Subcutaneous tumor model

The methods were conducted in accordance with the approved guidelines of the Good Experimental Practices adopted by the Chengdu Institute of Biology, Chinese Academy of Sciences. All experimental procedures and animal collection were conducted under the permits approved by the Committee for Animal Experiments of Chengdu Institute Academy of Sciences, China. (−)-Gochnatiolide B was formulated in 1% DMSO and 7% emulsifier EL/alcohol (3:1, v/v) in 0.9% saline and given by gavage. Purchased from Experimental Animal Center of Sichuan University, NCR-nu/nu (nude) mice were implanted 5 × 106 EJ cells per 100 μL PBS and injected s.c. into the right flank of each mouse. When tumors reached approximately 100 mm3 in size, mice were stochastically divided into treatment and control groups of eight mice each. The vehicle or (−)-gochnatiolide B at 50 mg/kg was injected via gavage on alternate days. The tumor size, health and survival of the mice were monitored three weekly throughout the study. Tumor sizes were measured with a Vernier caliper. The tumor volume was calculated according to the formula: 0.5236 × L1 × (L2)[2], where L1 is the long axis and L2 is the short axis of the tumor.

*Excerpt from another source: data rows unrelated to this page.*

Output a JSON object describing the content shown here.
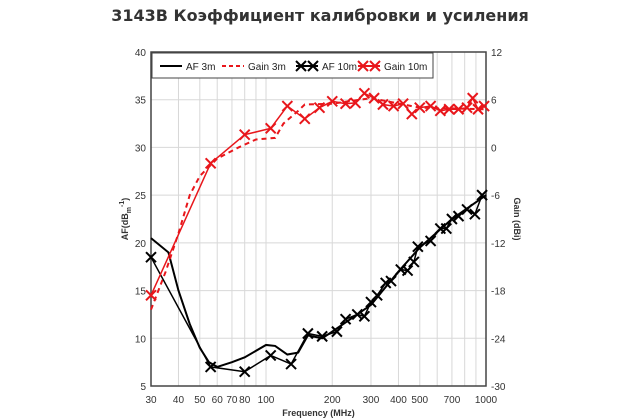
{
  "title": "3143B Коэффициент калибровки и усиления",
  "chart_data": {
    "type": "line",
    "title": "3143B Коэффициент калибровки и усиления",
    "xlabel": "Frequency (MHz)",
    "ylabel": "AF(dBm-1)",
    "ylabel_main": "AF(dB",
    "ylabel_sub": "m",
    "ylabel_sup": "-1",
    "ylabel_end": ")",
    "y2label": "Gain (dBi)",
    "xscale": "log",
    "xlim": [
      30,
      1000
    ],
    "ylim": [
      5,
      40
    ],
    "y2lim": [
      -30,
      12
    ],
    "grid": true,
    "legend_position": "top-left",
    "xticks": [
      30,
      40,
      50,
      60,
      70,
      80,
      100,
      200,
      300,
      400,
      500,
      700,
      1000
    ],
    "yticks": [
      5,
      10,
      15,
      20,
      25,
      30,
      35,
      40
    ],
    "y2ticks": [
      -30,
      -24,
      -18,
      -12,
      -6,
      0,
      6,
      12
    ],
    "colors": {
      "af": "#000000",
      "gain": "#e8161b"
    },
    "series": [
      {
        "name": "AF 3m",
        "axis": "left",
        "style": "solid",
        "x": [
          30,
          36,
          40,
          45,
          50,
          55,
          60,
          70,
          80,
          100,
          110,
          125,
          140,
          155,
          180,
          200,
          300,
          400,
          500,
          700,
          1000
        ],
        "y": [
          20.5,
          19,
          15,
          11.5,
          9,
          7.5,
          7,
          7.5,
          8,
          9.3,
          9.2,
          8.3,
          8.5,
          10.3,
          10,
          10.7,
          13.5,
          17,
          19.5,
          22.5,
          25
        ]
      },
      {
        "name": "Gain 3m",
        "axis": "right",
        "style": "dashed",
        "x": [
          30,
          35,
          40,
          45,
          50,
          60,
          75,
          90,
          110,
          120,
          140,
          150,
          200,
          300,
          500,
          1000
        ],
        "y": [
          -20.4,
          -15.6,
          -10.8,
          -6,
          -3.6,
          -1.4,
          0,
          1,
          1.2,
          3,
          4.6,
          5.4,
          5.5,
          6.2,
          5,
          4.8
        ]
      },
      {
        "name": "AF 10m",
        "axis": "left",
        "style": "markers",
        "x": [
          30,
          56,
          80,
          105,
          130,
          155,
          180,
          210,
          230,
          260,
          280,
          300,
          320,
          350,
          370,
          410,
          440,
          470,
          490,
          560,
          620,
          660,
          700,
          750,
          820,
          890,
          960
        ],
        "y": [
          18.5,
          7,
          6.5,
          8.2,
          7.3,
          10.5,
          10.2,
          10.7,
          12,
          12.5,
          12.3,
          13.8,
          14.5,
          15.8,
          16,
          17.2,
          17.1,
          18,
          19.6,
          20.2,
          21.5,
          21.5,
          22.5,
          22.8,
          23.5,
          23,
          25
        ]
      },
      {
        "name": "Gain 10m",
        "axis": "right",
        "style": "markers",
        "x": [
          30,
          56,
          80,
          105,
          125,
          150,
          175,
          200,
          230,
          255,
          280,
          310,
          340,
          380,
          420,
          460,
          500,
          560,
          620,
          680,
          750,
          820,
          870,
          920,
          980
        ],
        "y": [
          -18.6,
          -2,
          1.6,
          2.4,
          5.2,
          3.6,
          5,
          5.8,
          5.5,
          5.6,
          6.8,
          6.2,
          5.4,
          5.2,
          5.5,
          4.2,
          5,
          5.2,
          4.6,
          4.8,
          4.8,
          5,
          6.2,
          4.8,
          5.2
        ]
      }
    ]
  }
}
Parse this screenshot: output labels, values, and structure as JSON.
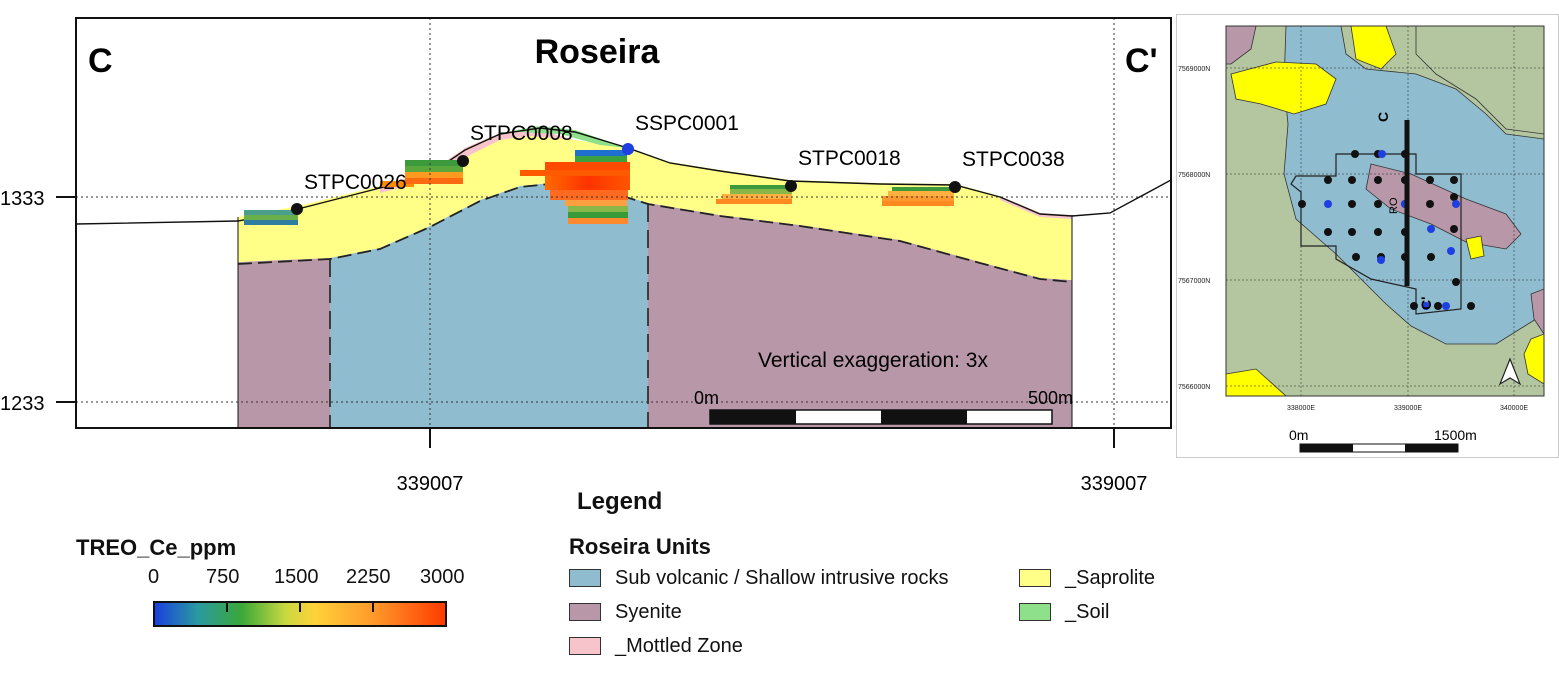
{
  "section": {
    "title": "Roseira",
    "left_label": "C",
    "right_label": "C'",
    "elev_upper": "1333",
    "elev_lower": "1233",
    "easting_left": "339007",
    "easting_right": "339007",
    "vertical_exaggeration": "Vertical exaggeration: 3x",
    "scale_start": "0m",
    "scale_end": "500m",
    "drillholes": [
      {
        "name": "STPC0026"
      },
      {
        "name": "STPC0008"
      },
      {
        "name": "SSPC0001"
      },
      {
        "name": "STPC0018"
      },
      {
        "name": "STPC0038"
      }
    ]
  },
  "inset_map": {
    "northings": [
      "7569000N",
      "7568000N",
      "7567000N",
      "7566000N"
    ],
    "eastings": [
      "338000E",
      "339000E",
      "340000E"
    ],
    "section_start_label": "C",
    "section_end_label": "C'",
    "ro_label": "RO",
    "scale_start": "0m",
    "scale_end": "1500m"
  },
  "legend": {
    "title": "Legend",
    "treo": {
      "title": "TREO_Ce_ppm",
      "ticks": [
        "0",
        "750",
        "1500",
        "2250",
        "3000"
      ]
    },
    "units_title": "Roseira Units",
    "units": [
      {
        "label": "Sub volcanic / Shallow intrusive rocks",
        "color": "#8fbccf"
      },
      {
        "label": "Syenite",
        "color": "#b898a8"
      },
      {
        "label": "_Mottled Zone",
        "color": "#f8c4cc"
      },
      {
        "label": "_Saprolite",
        "color": "#ffff88"
      },
      {
        "label": "_Soil",
        "color": "#8ee08a"
      }
    ]
  },
  "colors": {
    "subvolcanic": "#8fbccf",
    "syenite": "#b898a8",
    "mottled": "#f8c4cc",
    "saprolite": "#ffff88",
    "soil": "#8ee08a",
    "map_green": "#b4c6a0",
    "map_yellow": "#ffff00",
    "hole_blue": "#1f3fe0"
  }
}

At the end of the experiment, tumors were excised and weighed, blood was collected and all were stored at −80 °C until additional analysis.

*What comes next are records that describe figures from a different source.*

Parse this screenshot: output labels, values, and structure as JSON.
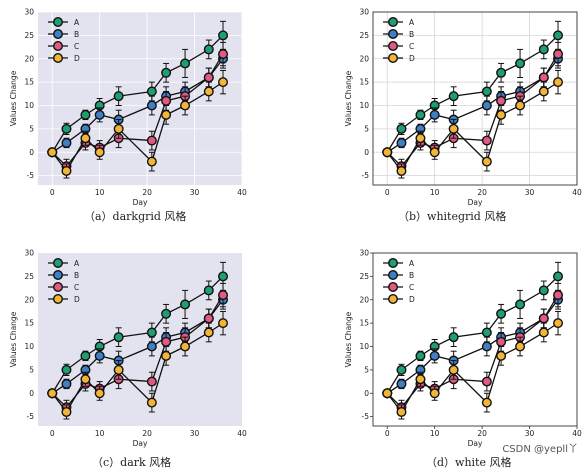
{
  "chart_data": [
    {
      "type": "line",
      "style": "darkgrid",
      "xlabel": "Day",
      "ylabel": "Values Change",
      "xlim": [
        -3,
        40
      ],
      "ylim": [
        -7,
        30
      ],
      "xticks": [
        0,
        10,
        20,
        30,
        40
      ],
      "yticks": [
        -5,
        0,
        5,
        10,
        15,
        20,
        25,
        30
      ],
      "grid": true,
      "background": "#e3e3ef",
      "legend_position": "upper-left",
      "caption": "（a）darkgrid 风格"
    },
    {
      "type": "line",
      "style": "whitegrid",
      "xlabel": "Day",
      "ylabel": "Values Change",
      "xlim": [
        -3,
        40
      ],
      "ylim": [
        -7,
        30
      ],
      "xticks": [
        0,
        10,
        20,
        30,
        40
      ],
      "yticks": [
        -5,
        0,
        5,
        10,
        15,
        20,
        25,
        30
      ],
      "grid": true,
      "background": "#ffffff",
      "legend_position": "upper-left",
      "caption": "（b）whitegrid 风格"
    },
    {
      "type": "line",
      "style": "dark",
      "xlabel": "Day",
      "ylabel": "Values Change",
      "xlim": [
        -3,
        40
      ],
      "ylim": [
        -7,
        30
      ],
      "xticks": [
        0,
        10,
        20,
        30,
        40
      ],
      "yticks": [
        -5,
        0,
        5,
        10,
        15,
        20,
        25,
        30
      ],
      "grid": false,
      "background": "#e3e3ef",
      "legend_position": "upper-left",
      "caption": "（c）dark 风格"
    },
    {
      "type": "line",
      "style": "white",
      "xlabel": "Day",
      "ylabel": "Values Change",
      "xlim": [
        -3,
        40
      ],
      "ylim": [
        -7,
        30
      ],
      "xticks": [
        0,
        10,
        20,
        30,
        40
      ],
      "yticks": [
        -5,
        0,
        5,
        10,
        15,
        20,
        25,
        30
      ],
      "grid": false,
      "background": "#ffffff",
      "legend_position": "upper-left",
      "caption": "（d）white 风格"
    }
  ],
  "series": [
    {
      "name": "A",
      "color": "#1f9e73",
      "x": [
        0,
        3,
        7,
        10,
        14,
        21,
        24,
        28,
        33,
        36
      ],
      "y": [
        0,
        5,
        8,
        10,
        12,
        13,
        17,
        19,
        22,
        25
      ],
      "err": [
        0,
        1.2,
        1.0,
        1.5,
        2.0,
        2.0,
        2.0,
        3.0,
        2.0,
        3.0
      ]
    },
    {
      "name": "B",
      "color": "#3f7fc5",
      "x": [
        0,
        3,
        7,
        10,
        14,
        21,
        24,
        28,
        33,
        36
      ],
      "y": [
        0,
        2,
        5,
        8,
        7,
        10,
        12,
        13,
        16,
        20
      ],
      "err": [
        0,
        1.0,
        1.0,
        1.5,
        2.0,
        2.0,
        2.0,
        2.0,
        2.0,
        2.0
      ]
    },
    {
      "name": "C",
      "color": "#e05a84",
      "x": [
        0,
        3,
        7,
        10,
        14,
        21,
        24,
        28,
        33,
        36
      ],
      "y": [
        0,
        -3,
        2,
        1,
        3,
        2.5,
        11,
        12,
        16,
        21
      ],
      "err": [
        0,
        1.5,
        1.5,
        1.5,
        2.0,
        2.0,
        2.0,
        2.0,
        2.0,
        2.5
      ]
    },
    {
      "name": "D",
      "color": "#f2b535",
      "x": [
        0,
        3,
        7,
        10,
        14,
        21,
        24,
        28,
        33,
        36
      ],
      "y": [
        0,
        -4,
        3,
        0,
        5,
        -2,
        8,
        10,
        13,
        15
      ],
      "err": [
        0,
        1.5,
        1.5,
        1.5,
        2.0,
        2.0,
        2.0,
        2.0,
        2.0,
        2.5
      ]
    }
  ],
  "watermark": "CSDN @yepll丫"
}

Immunohistochemical staining for Ki67

The immunohistochemical staining for H & E and Ki67 performed as previously described[36]. The Ki-67 staining was conducted using the labeled streptavidin-biotin method. Tumor tissues were fixed in 10% phosphate-buffered formalin, paraffin-embedded, and sectioned. Using 10 mM sodium citrate (pH 6.0) retrieved antigen at 95 °C for 5 min. Sections were incubated with anti-Ki67 antibody in PBS for 2 h at room temperature then overnight at 4 °C. Slides were incubated with a biotinylated secondary antibody and counterstained with Harris hematoxylin then photographed using a light microscope. Negative control samples were exposed to a secondary antibody with a similar IgG isotype to the primary antibody.

Statistics

Student’s t test was used to examine the difference between treatment and control group in cell viabilities and cell cycle population experiment. One-way analysis of variance (ANOVA) was used in antitumor experiment to test the difference in tumor size. All date in this study was expressed as the mean value ± SD. P < 0.05 was considered to be statistically significant.

Data availability

The authors declare that all data supporting the findings of this study are available within the article and its Supplementary Information flies, or are available from the corresponding author upon request.